Exploiting Civic Pressure Points
Exploiting Civic Pressure Points
Seizing upon the problem of the city’s privileged relationship with the nativity scenes it had built and supported for decades at taxpayer expense, Damon Vix located Santa Monica’s legal pressure points and pushed hard, alongside his fellow free-thinkers in Atheists United, American Atheists, Freedom From Religion Foundation and others. And finally Santa Monica folded, at first abandoning its Christian exclusivity for Annie Laurie Gaylor’s “marketplace of ideas,” which gave Vix an opening to publicly critique not only dominant theology and local government, but artistic value itself.
“I decided to put up an unattractive fenced-in display, to both keep it safe and to highlight the fact that the program operated by the city didn’t really have any aesthetic value to add to the park,” Vix explained. “Rather than say something myself, I quoted the founding fathers, Supreme Court cases regarding the separation of church and state, quotes from ex-presidents and the words ‘Merry Solstice.'”
While setting up his display, Vix followed a city rule that stakes couldn’t be used to secure displays and banners, so he settled for 600 pounds of sandbags. When he noted to a park supervisor that the Nativity Scenes Committees were stabbing illegal stakes into Palisades Park to support their life-sized displays, the super shrugged and said something about being powerless to enforce the city’s own rules. “The nativity scenes’ running the show,” said Vix.
The Kafkaesque process extended to parking meters, which the city bagged so no one could park in front of the street-facing displays. When the equal opportunity-minded Vix landed his own bagged parking meters — at taxpayer expense, like the nativity scenes — the city called it a day and decided it would much rather have the parking revenue, thanks. The quid pro quo moved on to the unlimited display lots themselves, which Vix started signing up for in 2010. By 2011, Santa Monica shut that down too and started a lottery system of limited spaces, which was further complicated by Vix, who recruited friends to aid his cause.

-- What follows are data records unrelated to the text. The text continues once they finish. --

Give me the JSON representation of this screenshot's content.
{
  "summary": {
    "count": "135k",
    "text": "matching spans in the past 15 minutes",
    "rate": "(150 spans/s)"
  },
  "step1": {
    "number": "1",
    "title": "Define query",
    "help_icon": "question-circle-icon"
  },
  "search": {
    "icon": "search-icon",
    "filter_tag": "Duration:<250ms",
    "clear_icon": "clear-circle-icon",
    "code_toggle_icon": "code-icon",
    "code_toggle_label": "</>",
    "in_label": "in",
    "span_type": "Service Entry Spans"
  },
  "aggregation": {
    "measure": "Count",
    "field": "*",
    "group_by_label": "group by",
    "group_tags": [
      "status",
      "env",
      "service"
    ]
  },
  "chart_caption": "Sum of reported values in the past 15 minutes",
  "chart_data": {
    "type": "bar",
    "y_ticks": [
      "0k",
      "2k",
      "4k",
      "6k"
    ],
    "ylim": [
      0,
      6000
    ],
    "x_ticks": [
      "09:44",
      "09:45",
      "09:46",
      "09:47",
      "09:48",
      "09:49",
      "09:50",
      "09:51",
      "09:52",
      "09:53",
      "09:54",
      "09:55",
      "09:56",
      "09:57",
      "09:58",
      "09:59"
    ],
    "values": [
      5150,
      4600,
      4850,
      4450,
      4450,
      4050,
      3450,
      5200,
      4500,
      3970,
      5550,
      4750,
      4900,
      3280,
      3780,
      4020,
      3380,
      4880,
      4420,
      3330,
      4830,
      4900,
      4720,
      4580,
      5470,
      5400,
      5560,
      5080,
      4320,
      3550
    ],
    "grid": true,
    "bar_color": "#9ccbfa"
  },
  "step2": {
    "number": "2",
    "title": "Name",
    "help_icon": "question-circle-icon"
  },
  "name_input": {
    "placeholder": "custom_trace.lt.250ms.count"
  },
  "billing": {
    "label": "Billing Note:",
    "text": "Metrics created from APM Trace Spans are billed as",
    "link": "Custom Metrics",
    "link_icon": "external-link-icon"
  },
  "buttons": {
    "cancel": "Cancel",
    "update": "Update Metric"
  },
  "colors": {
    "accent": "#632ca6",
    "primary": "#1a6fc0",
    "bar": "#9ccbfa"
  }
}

“Since there were multiple churches, businesses and the Santa Monica Policeman’s Association involved in the nativity displays, I decided to get multiple atheist groups involved,” he explained. “All it took was a couple of emails and phone calls, and the Freedom From Religion Foundation, American Atheists, Atheists United, Generation Atheists, and Camp Quests were all involved. And even PETA asked me to set up a display!”
Eventually Santa Monica caved in and banned private displays at Palisades Park, and the rest is atheist history, decades in the making.

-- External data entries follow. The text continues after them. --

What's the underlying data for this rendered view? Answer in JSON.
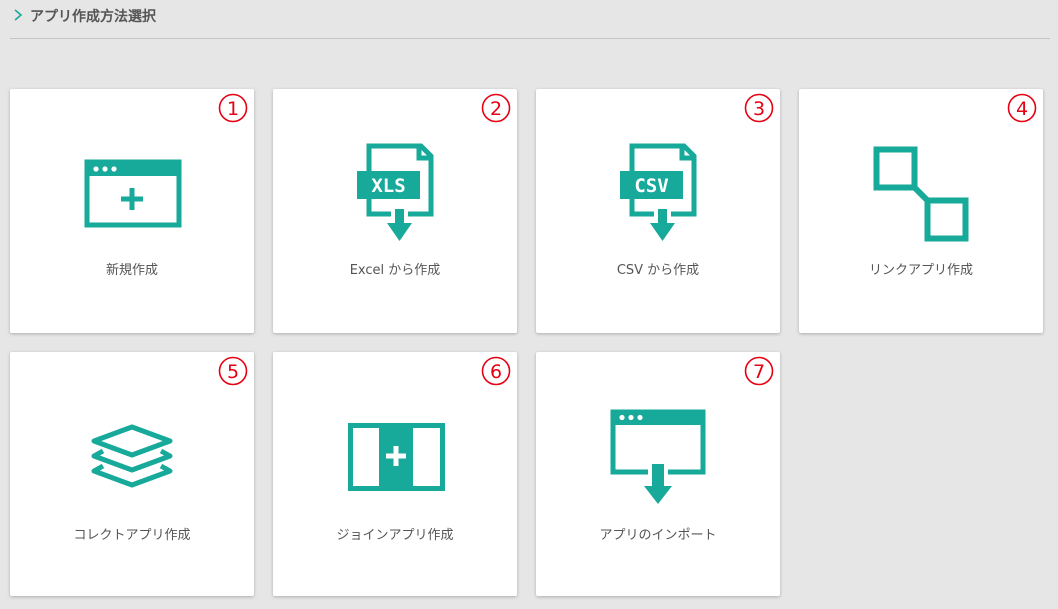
{
  "page": {
    "title": "アプリ作成方法選択"
  },
  "colors": {
    "accent": "#17a99a",
    "number": "#e60012",
    "background": "#e6e6e6",
    "card": "#ffffff",
    "text": "#555555"
  },
  "cards": [
    {
      "number": "1",
      "label": "新規作成",
      "icon": "new-app-window-plus-icon"
    },
    {
      "number": "2",
      "label": "Excel から作成",
      "icon": "xls-file-download-icon",
      "icon_text": "XLS"
    },
    {
      "number": "3",
      "label": "CSV から作成",
      "icon": "csv-file-download-icon",
      "icon_text": "CSV"
    },
    {
      "number": "4",
      "label": "リンクアプリ作成",
      "icon": "link-squares-icon"
    },
    {
      "number": "5",
      "label": "コレクトアプリ作成",
      "icon": "collect-layers-icon"
    },
    {
      "number": "6",
      "label": "ジョインアプリ作成",
      "icon": "join-panels-plus-icon"
    },
    {
      "number": "7",
      "label": "アプリのインポート",
      "icon": "import-window-download-icon"
    }
  ]
}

The Post-Religious Present
“We’ve been fighting this for years, and we’re happy to see that the city finally decided that this type of event which used city resources was inappropriate,” Atheists United president Michael Khalili told AlterNet. “Now, the religious organizations that want to display a public celebration of their deity will have to comply with the same laws as everyone else.”

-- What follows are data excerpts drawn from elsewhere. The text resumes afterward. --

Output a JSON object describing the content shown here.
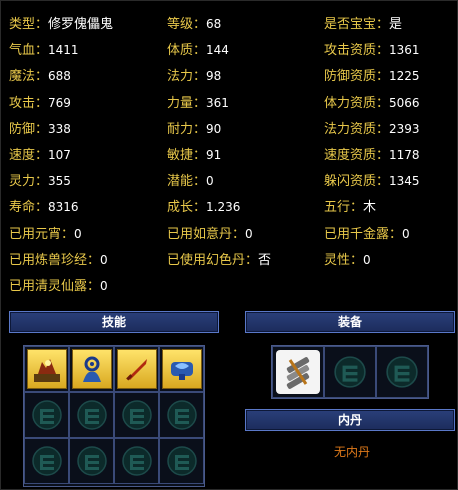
{
  "stats": {
    "rows": [
      [
        {
          "label": "类型：",
          "value": "修罗傀儡鬼"
        },
        {
          "label": "等级：",
          "value": "68"
        },
        {
          "label": "是否宝宝：",
          "value": "是"
        }
      ],
      [
        {
          "label": "气血：",
          "value": "1411"
        },
        {
          "label": "体质：",
          "value": "144"
        },
        {
          "label": "攻击资质：",
          "value": "1361"
        }
      ],
      [
        {
          "label": "魔法：",
          "value": "688"
        },
        {
          "label": "法力：",
          "value": "98"
        },
        {
          "label": "防御资质：",
          "value": "1225"
        }
      ],
      [
        {
          "label": "攻击：",
          "value": "769"
        },
        {
          "label": "力量：",
          "value": "361"
        },
        {
          "label": "体力资质：",
          "value": "5066"
        }
      ],
      [
        {
          "label": "防御：",
          "value": "338"
        },
        {
          "label": "耐力：",
          "value": "90"
        },
        {
          "label": "法力资质：",
          "value": "2393"
        }
      ],
      [
        {
          "label": "速度：",
          "value": "107"
        },
        {
          "label": "敏捷：",
          "value": "91"
        },
        {
          "label": "速度资质：",
          "value": "1178"
        }
      ],
      [
        {
          "label": "灵力：",
          "value": "355"
        },
        {
          "label": "潜能：",
          "value": "0"
        },
        {
          "label": "躲闪资质：",
          "value": "1345"
        }
      ],
      [
        {
          "label": "寿命：",
          "value": "8316"
        },
        {
          "label": "成长：",
          "value": "1.236"
        },
        {
          "label": "五行：",
          "value": "木"
        }
      ],
      [
        {
          "label": "已用元宵：",
          "value": "0"
        },
        {
          "label": "已用如意丹：",
          "value": "0"
        },
        {
          "label": "已用千金露：",
          "value": "0"
        }
      ],
      [
        {
          "label": "已用炼兽珍经：",
          "value": "0"
        },
        {
          "label": "已使用幻色丹：",
          "value": "否"
        },
        {
          "label": "灵性：",
          "value": "0"
        }
      ],
      [
        {
          "label": "已用清灵仙露：",
          "value": "0"
        }
      ]
    ]
  },
  "skills": {
    "title": "技能",
    "filled_icons": [
      "skill-icon-1",
      "skill-icon-2",
      "skill-icon-3",
      "skill-icon-4"
    ],
    "empty_icon": "empty-slot-emblem"
  },
  "equipment": {
    "title": "装备",
    "filled_icons": [
      "equipment-armor-icon"
    ],
    "empty_icon": "empty-slot-emblem"
  },
  "neidan": {
    "title": "内丹",
    "empty_text": "无内丹"
  },
  "colors": {
    "label": "#e8c84a",
    "value": "#ffffff",
    "header_bg": "#23356b",
    "neidan_text": "#e07a1a"
  }
}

Vix’s crusade also resonates with the shifts in American culture. “The demographics are changing,” Freedom From Religion Foundation’s Gaylor explained. “California is already up there, in terms of the non-religious, which the American Religious ID Survey for 2008 showed is around 18 percent. Now we’re seeing Pew say one in five are non-religious, as are one in three of the youth demographic. Our numbers are continuing to climb, while churches are seeing a continuing decline. So it can’t go on like this.”
“Now that this has been resolved, I feel that there is a lesson to be learned,” Vix said. “Over the last 60 years, the conflicts, lawsuits, threats, anger, insults, vandalism and alienation could have been avoided if the city had never violated this great American ideal of the separation of church and state. It’s a testament to our Founding Fathers’ insight that they figured out a solution to preventing this type of conflict in the first place. In the end, the religious who want to display nativity scenes during the entire month of December have not lost a single civil right — just an unfortunate tradition. The entire city is made whole and Christmas is preserved for everyone.”